Runs great for 20 minutes then starts to run rough/misses occasionally
Ran as described above but recently would not start, a day later it would then run similarly as above. After running for about 45 minutes it started to idle very fast. Am trying to get diagnostic codes.
I'd start by looking for vacuum leaks, snug up the intake manifold, and take the TBI off and check the base gasket. Clean the TBI up good when it is off, get under the throttle plates and mounting surface. Use some spray carburetor cleaner on it.
Throttle Body Injection where it has 2 fuel injectors over the throat of the throttle body. It takes the place of a carburetor, sits in the same spot.
You have a TBI on there for fuel delivery.
Thank you for the photo. All the vacuum hoses are in good shape, not dried or cracked and the gasket under the TBI looks good. It occasionally will turn over but not start. Then a day later it will. One time I tried it turned over but did not start, even though the plugs were getting spark. It just started and ran fine. I got a 35 error code = IAC problem or idle error. What is the IAC problem?
Idle Air Control Valve. So that is in the picture on the left side that thing that is sticking out of the side of the TBI. That is a major vacuum port, so when replacing that you should get it loose first, then take off the TBI and clean that port out real good. When putting on the new IAC you would want to use some sort of assembly lube, like sill glide or even Vaseline around the gasket so it slides in easier. Make sure that base gasket is good.
I think this is the problem. I looked at another site that described symptoms which match what I have had. Stall while idling and it may render it unable to drive. Thank you for your help Rowefast.
Yes that could. Just get that port cleaned good. Make sure the wires are good also at the connector.
Well I tried replacing the AIC. No help. I did change the ECM got no error codes but after driving same symptoms were present. Returned the ECM and tried replacing the ICM under the distributor cap. Get no error codes but would not start with the original ECM. I am getting spark and gas so I am now have no idea what to do. Thought about getting the new ECM back but not so sure that is going to help. When pressing the brake pedal I hear a relay clicking and found the clicking relay. Any ideas.
So you are getting a nice white spark at the end of a spark plug wire?
Yes, Before all of this I have replaced my wires, plugs and dist. cap.
So you have a good spark at the spark plugs. So what is left to cause this would be a fuel issue. May want to check the fuel pressure. It should be 9 to 13 lbs. The fuel pump or the fuel regulator may be weak. You'd want to make sure the fuel filter was changed before testing.
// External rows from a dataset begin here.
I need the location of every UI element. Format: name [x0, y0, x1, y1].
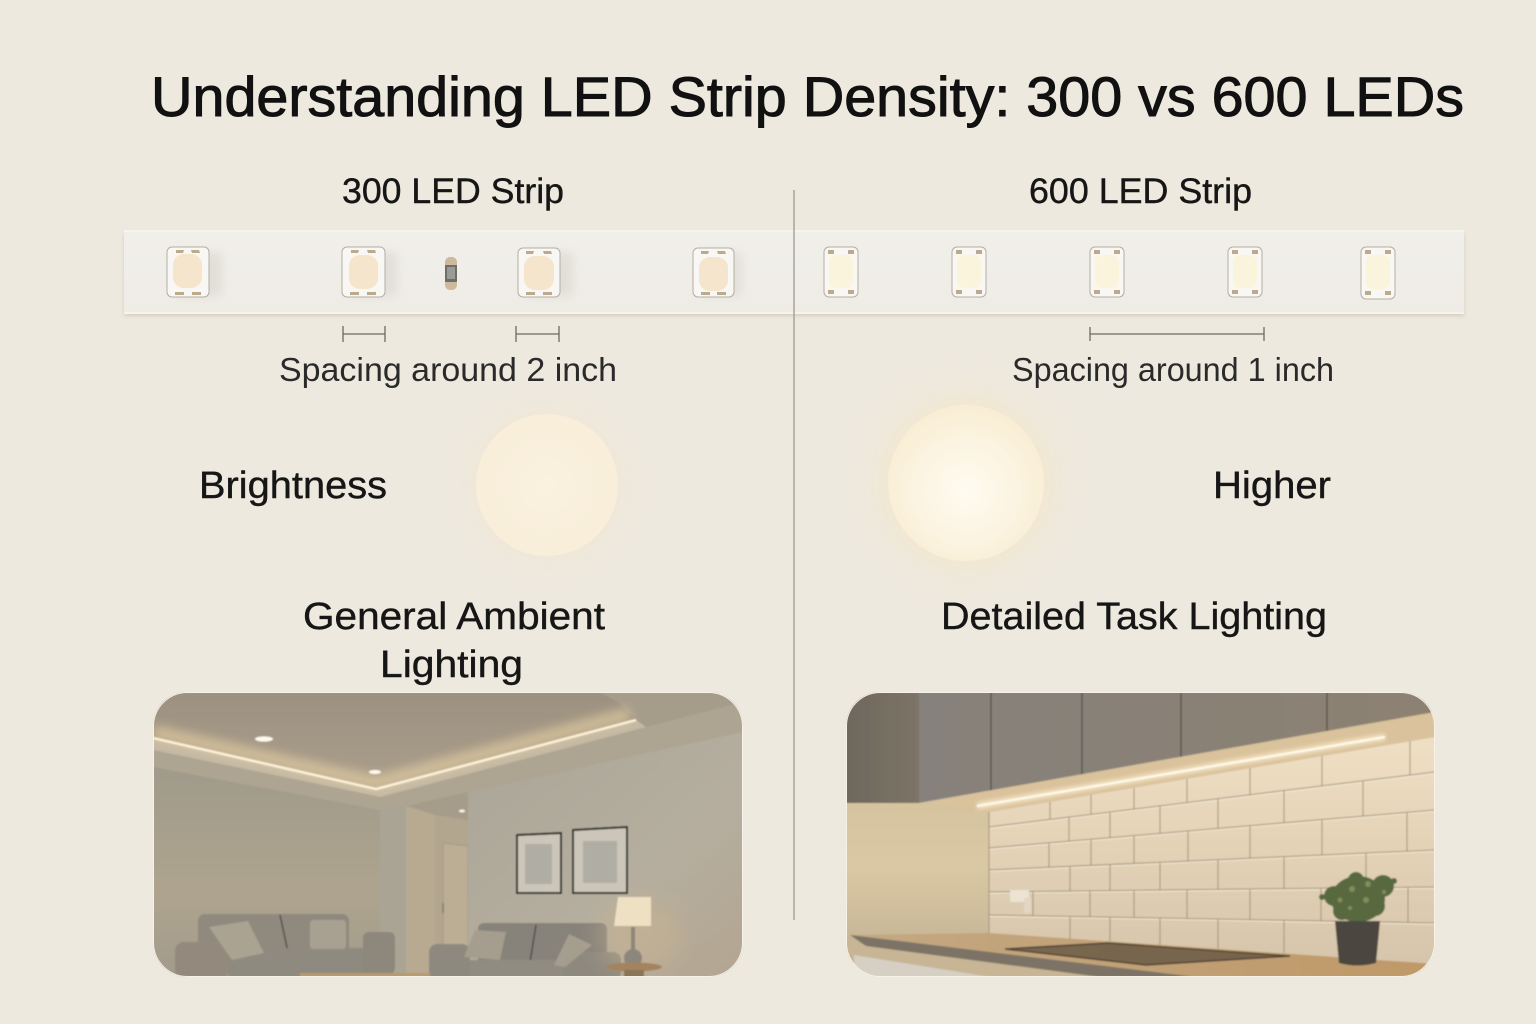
corridor and door	[380, 806, 468, 977]
LEDs: 300 strip	[167, 247, 742, 297]
wall outlet	[1010, 890, 1031, 913]
spacing brackets: 300 strip	[343, 326, 559, 342]
recessed downlights	[255, 736, 465, 812]
kitchen scene edge	[846, 692, 1434, 976]
under-cabinet panel	[919, 712, 1435, 812]
sofa left	[175, 914, 395, 980]
tray ceiling	[160, 693, 618, 711]
use label: general ambient lighting: Lighting	[380, 644, 523, 686]
LED strip band	[124, 230, 1464, 316]
brightness label: 600 strip: Higher	[1213, 465, 1331, 507]
spacing bracket: 600 strip	[1090, 327, 1264, 341]
scene: kitchen under-cabinet lighting	[846, 692, 1435, 977]
brightness label: 300 strip: Brightness	[199, 465, 387, 507]
upper cabinets	[919, 692, 1435, 803]
brightness glow circle: 600 strip	[882, 399, 1050, 567]
side wall	[846, 692, 989, 935]
backsplash tiles	[989, 737, 1435, 964]
heading: 600 LED Strip: 600 LED Strip	[1029, 172, 1252, 211]
sofa right	[429, 923, 621, 980]
floor	[300, 972, 430, 976]
countertop	[850, 933, 1435, 977]
spacing label: 300 strip: Spacing around 2 inch	[279, 351, 617, 388]
cove light glow	[153, 714, 636, 789]
left wall	[153, 767, 380, 977]
title: Understanding LED Strip Density: 300 vs 600 LEDs	[151, 65, 1464, 128]
room scene edge	[154, 692, 742, 976]
cooktop	[1005, 943, 1290, 965]
brightness glow circle: 300 strip	[471, 409, 623, 561]
right wall	[468, 732, 743, 977]
spacing label: 600 strip: Spacing around 1 inch	[1012, 351, 1334, 388]
LEDs: 600 strip	[824, 247, 1395, 299]
resistor component	[445, 257, 457, 290]
potted plant	[1319, 872, 1397, 966]
heading: 300 LED Strip: 300 LED Strip	[342, 172, 564, 211]
infographic canvas	[123, 75, 1465, 977]
light bar	[977, 737, 1385, 806]
use label: general ambient lighting: General Ambient	[303, 596, 605, 638]
use label: detailed task lighting: Detailed Task Lighting	[941, 596, 1327, 638]
scene: living room with cove lighting	[153, 692, 743, 980]
table lamp	[598, 897, 682, 978]
soffit bands	[156, 752, 408, 798]
center divider	[793, 190, 795, 920]
use label: general ambient lighting	[303, 596, 605, 686]
wall art frames	[517, 827, 627, 893]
I am in the process of getting and installing a new fuel filter. After installed, how do I check the fuel pressure?
Ok, you can rent a fuel pressure gauge from the parts store. It is important you ask them if it has all the right fittings for checking a TBI set-up. The fuel pressure gauge gets hooked up in the fuel line up at the TBI. The connections must be tight so it does not leak. You can start the vehicle and read the fuel pressure gauge, should be 9 to 13 lbs. Rev the engine up to see if the fuel pressure holds in the normal range. To test the fuel regulator, this the tricky part, you have to either block or pinch off the return line and see what the gauge is reading. The fuel pressure should go up.
Thinking about this more, that return line is a steel line. I haven't looked on my truck to see if there is a rubber section in it going back to the gas tank so blocking the return line may not be feasible. The tell tail story will be when you rev. the engine up to see if it holds the proper fuel pressure. Hold it at a higher rpm for a bit.